The Made Man: A Fable

The Intuitionist led Tommy Two-Time down the narrow hotel hall.

“No more funny business, you little fairy,” Two-Time said, discreetly jabbing the man in the ribs with his snub-nose. “I don’t wanna find another missing sock in the back of a getaway car, I don’t want to trip in another warehouse fulla smuggled rugs and have the ER doc turn up a killer blood clot right in the nick of time. You get me? I’m onto you, fenook: we better be on the trail of Veritutio’s Big Score for real, now.”

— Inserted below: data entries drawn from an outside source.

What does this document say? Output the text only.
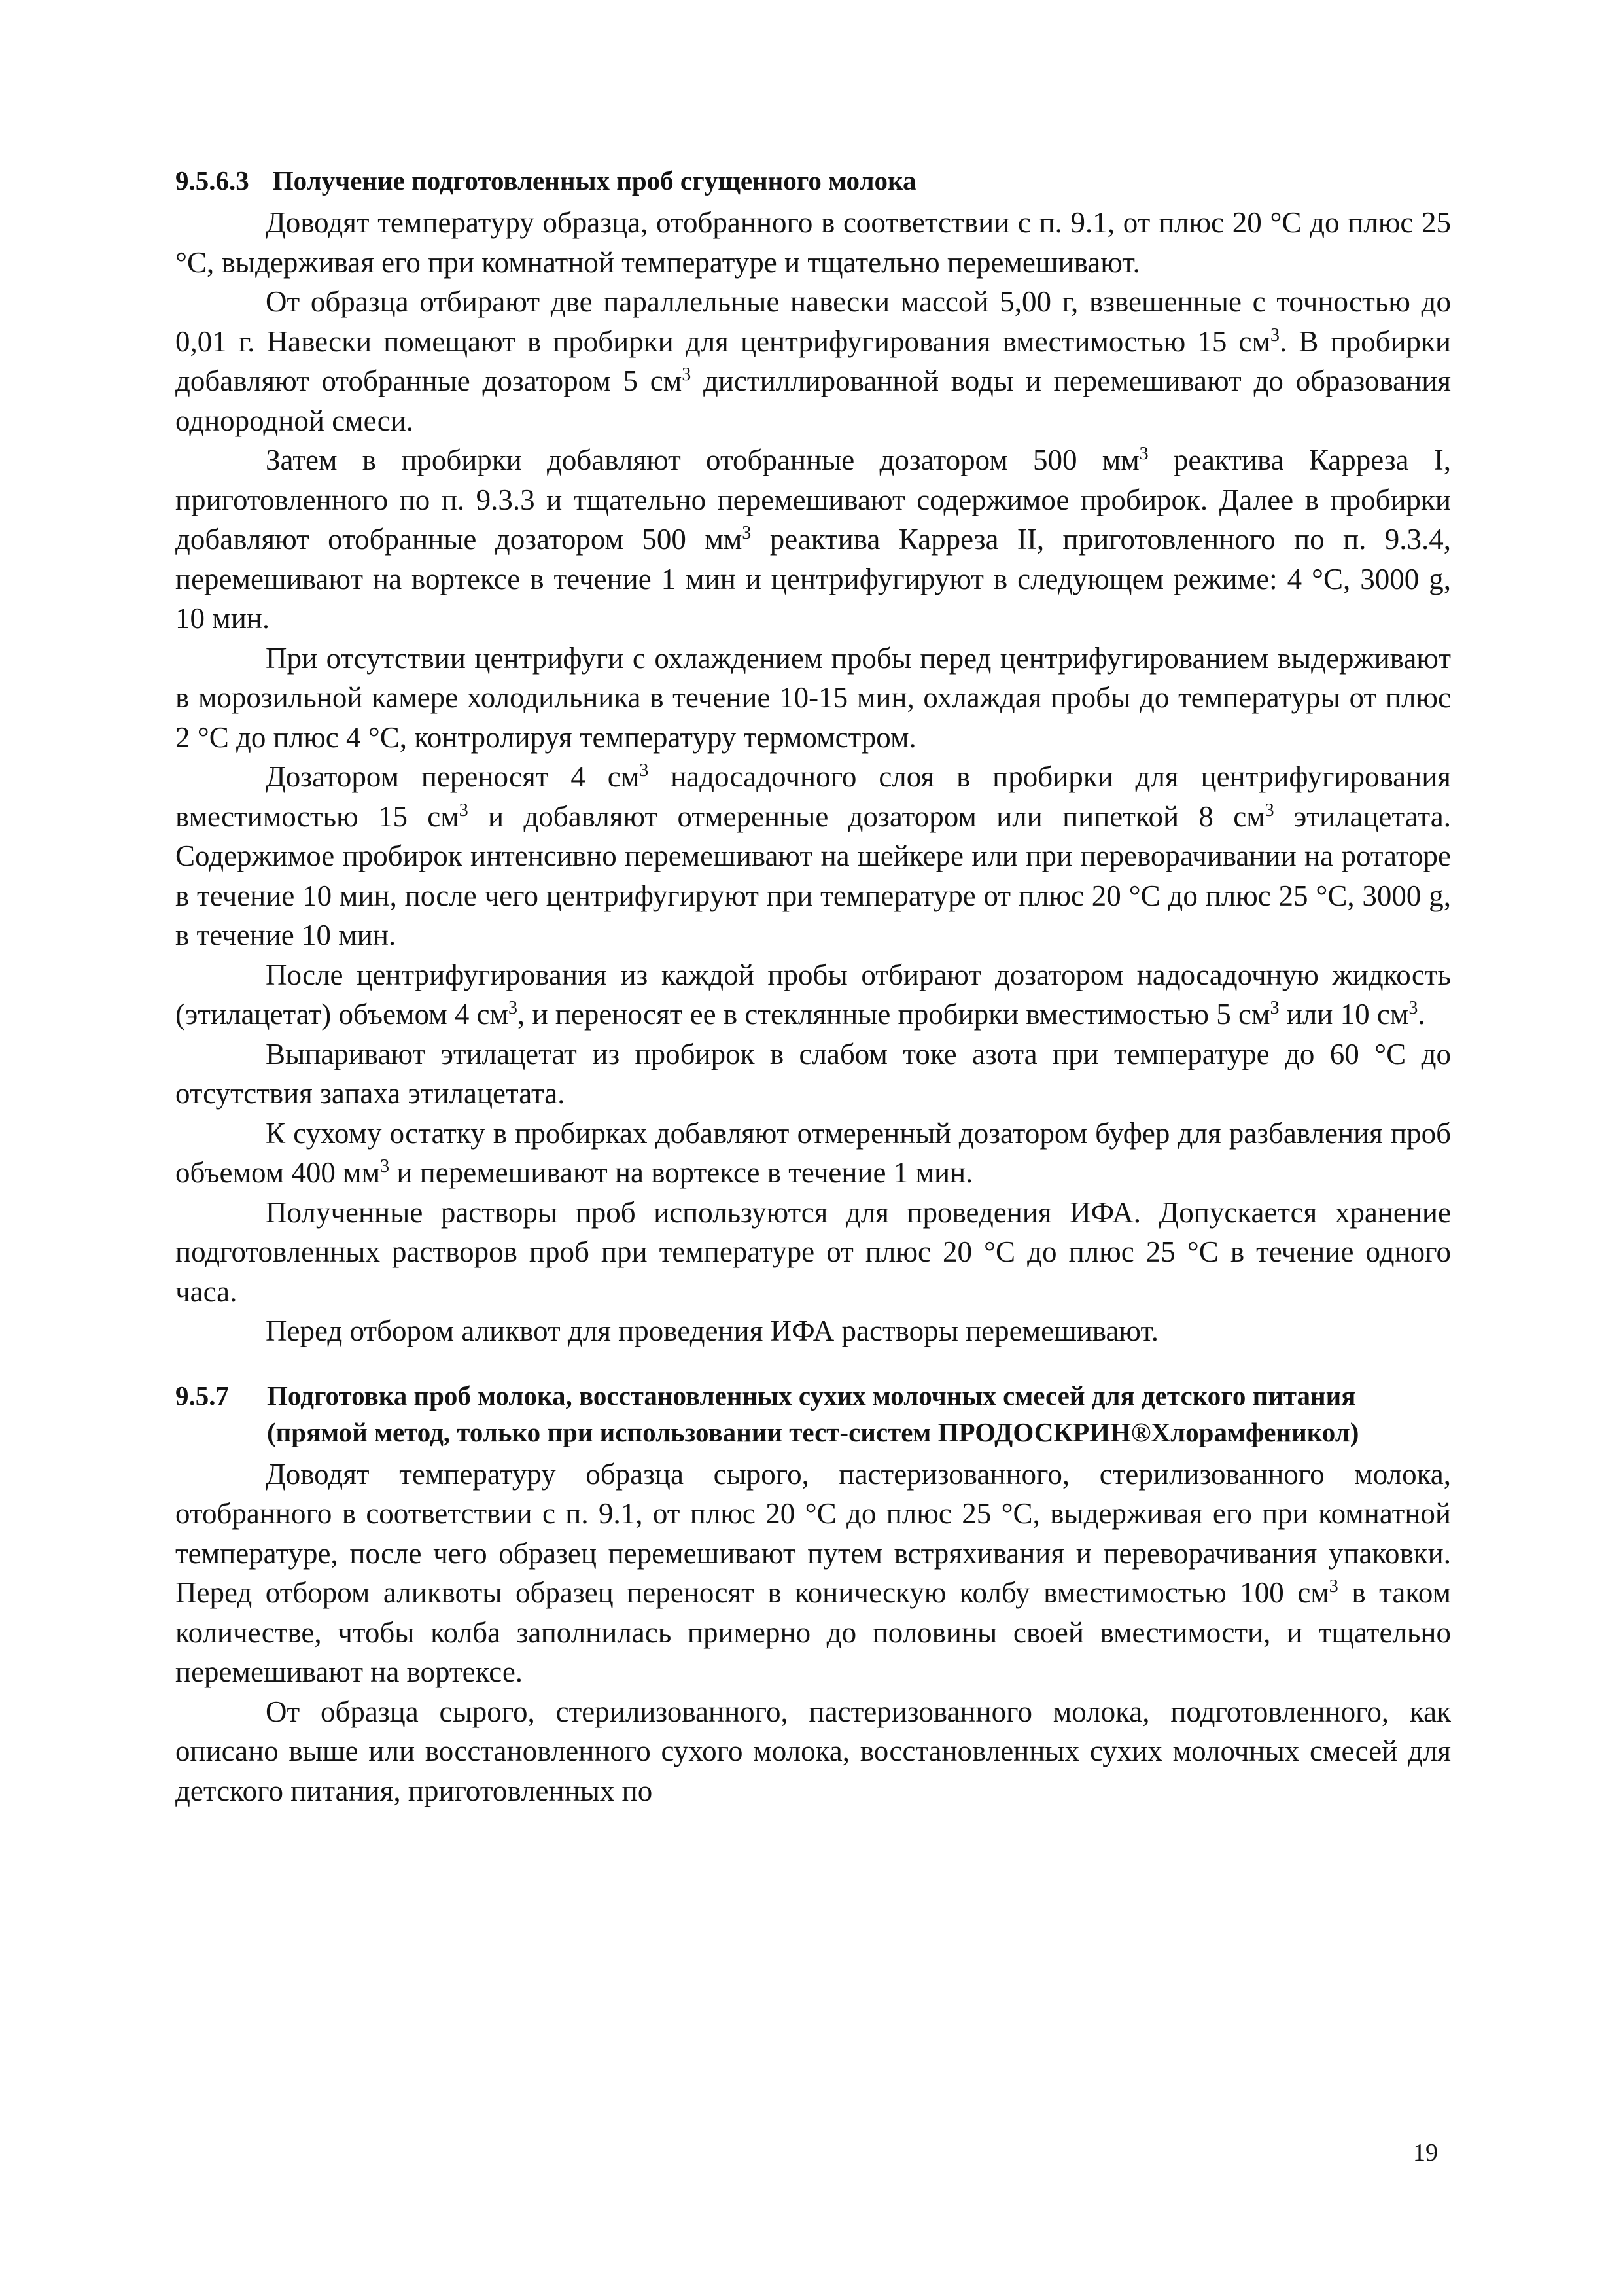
9.5.6.3 Получение подготовленных проб сгущенного молока

Доводят температуру образца, отобранного в соответствии с п. 9.1, от плюс 20 °С до плюс 25 °С, выдерживая его при комнатной температуре и тщательно перемешивают.

От образца отбирают две параллельные навески массой 5,00 г, взвешенные с точностью до 0,01 г. Навески помещают в пробирки для центрифугирования вместимостью 15 $см^3$. В пробирки добавляют отобранные дозатором 5 $см^3$ дистиллированной воды и перемешивают до образования однородной смеси.

Затем в пробирки добавляют отобранные дозатором 500 $мм^3$ реактива Карреза I, приготовленного по п. 9.3.3 и тщательно перемешивают содержимое пробирок. Далее в пробирки добавляют отобранные дозатором 500 $мм^3$ реактива Карреза II, приготовленного по п. 9.3.4, перемешивают на вортексе в течение 1 мин и центрифугируют в следующем режиме: 4 °С, 3000 g, 10 мин.

При отсутствии центрифуги с охлаждением пробы перед центрифугированием выдерживают в морозильной камере холодильника в течение 10-15 мин, охлаждая пробы до температуры от плюс 2 °С до плюс 4 °С, контролируя температуру термомстром.

Дозатором переносят 4 $см^3$ надосадочного слоя в пробирки для центрифугирования вместимостью 15 $см^3$ и добавляют отмеренные дозатором или пипеткой 8 $см^3$ этилацетата. Содержимое пробирок интенсивно перемешивают на шейкере или при переворачивании на ротаторе в течение 10 мин, после чего центрифугируют при температуре от плюс 20 °С до плюс 25 °С, 3000 g, в течение 10 мин.

После центрифугирования из каждой пробы отбирают дозатором надосадочную жидкость (этилацетат) объемом 4 $см^3$, и переносят ее в стеклянные пробирки вместимостью 5 $см^3$ или 10 $см^3$.

Выпаривают этилацетат из пробирок в слабом токе азота при температуре до 60 °С до отсутствия запаха этилацетата.

К сухому остатку в пробирках добавляют отмеренный дозатором буфер для разбавления проб объемом 400 $мм^3$ и перемешивают на вортексе в течение 1 мин.

Полученные растворы проб используются для проведения ИФА. Допускается хранение подготовленных растворов проб при температуре от плюс 20 °С до плюс 25 °С в течение одного часа.

Перед отбором аликвот для проведения ИФА растворы перемешивают.

9.5.7	Подготовка проб молока, восстановленных сухих молочных смесей для детского питания (прямой метод, только при использовании тест-систем ПРОДОСКРИН®Хлорамфеникол)

Доводят температуру образца сырого, пастеризованного, стерилизованного молока, отобранного в соответствии с п. 9.1, от плюс 20 °С до плюс 25 °С, выдерживая его при комнатной температуре, после чего образец перемешивают путем встряхивания и переворачивания упаковки. Перед отбором аликвоты образец переносят в коническую колбу вместимостью 100 $см^3$ в таком количестве, чтобы колба заполнилась примерно до половины своей вместимости, и тщательно перемешивают на вортексе.

От образца сырого, стерилизованного, пастеризованного молока, подготовленного, как описано выше или восстановленного сухого молока, восстановленных сухих молочных смесей для детского питания, приготовленных по

19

The Intuitionist—being, in brief, a mongoloid type—gave no answer save an anxious whine. But as they shuffled forward, his upraised index was pulled like a divining rod over this door and that. When he bumped into the housekeeper’s cart he stopped short with a whine, turned, and traced several slow figure eights in the air.

“C’mon, jadrool. C’mon,” Two-Time hissed. “Time is money, hurry it the fuck up.”

And both watched in wonder as the finger finally came to rest on Room 402. Two-Time tiptoed over, Intuitionist in tow, and pressed his ear to the door. He could make out the gravelly grumble of Johnny the Throat, talking on the phone.

Unceremoniously shoving the Intuitionist away, Tommy kicked the door open and drew down.

The Intuitionist sneezed in anticipation of the gunpowder.

“We’re made! Bring the car round the loading dock, get It outta—” the Throat cried, before the bullet stopped him.

Tommy Two-Time rushed for the stairwell, but the Intuitionist, howling, pushed him back toward the elevator with inhuman force. Right, Two-Time thought. Probably guards down on the landing. Won’t expect us this way.

He mashed the button for the service level and started at the sound of a scream down the hall. He looked up: registering first the cart, closer now; then the slab of crisp white uniform between lithe shoulders, broadening as the housekeeper turned from the open door to 402.

And then the housekeeper’s strange, startled eyes—so green and pelagic, so knowing and so sublimely doomed—met Two-Time’s through the already waning channel of the elevator door. Worse than a blackjack to the gut, the charge in that look knocked the wind out of him.

Tommy learned a few things quickly about electricity and time. And he knew there would never be enough of either, even as a lifetime can thunder by in a flash, even when so much can and has been wasted, even before the doors slid home and the circuit broke.

Tommy’s heart sank in the sudden vacuum of the elevator. Marone, he thought, the panic of a neck caught in the pianowire dawning. Awfully, incredibly, undeniably. That—that was him! That was… Outside and above he could hear the housekeeper’s footsteps, hear him slam against the stairwell panic bar. No! No! Not now, not when I’ve only just found you! The frantic steps were echoing down, down, down, fading as the elevator left them behind.

“Turn back, you fucking chooch!” He thrashed at the buttons as he shouted but his violence knocked something loose in the control panel and their descent toward unimaginable wealth continued.

“You lousy fuck, goddamn you! Goddamn you! G—” His breath caught in a gag of sorrow as a confused shout, in the hollow distance now, was followed by the Intuitionist’s sneeze.And then the gasp’s breadth of silence before the shot was an eternity Tommy was drowning in—a skipped heartbeat, so terrible, so brief—of grieving too soon, too soon for the Love of His Life, while like a proud terrier the Intuitionist watched the light-up numbers counting inexorably past numbers.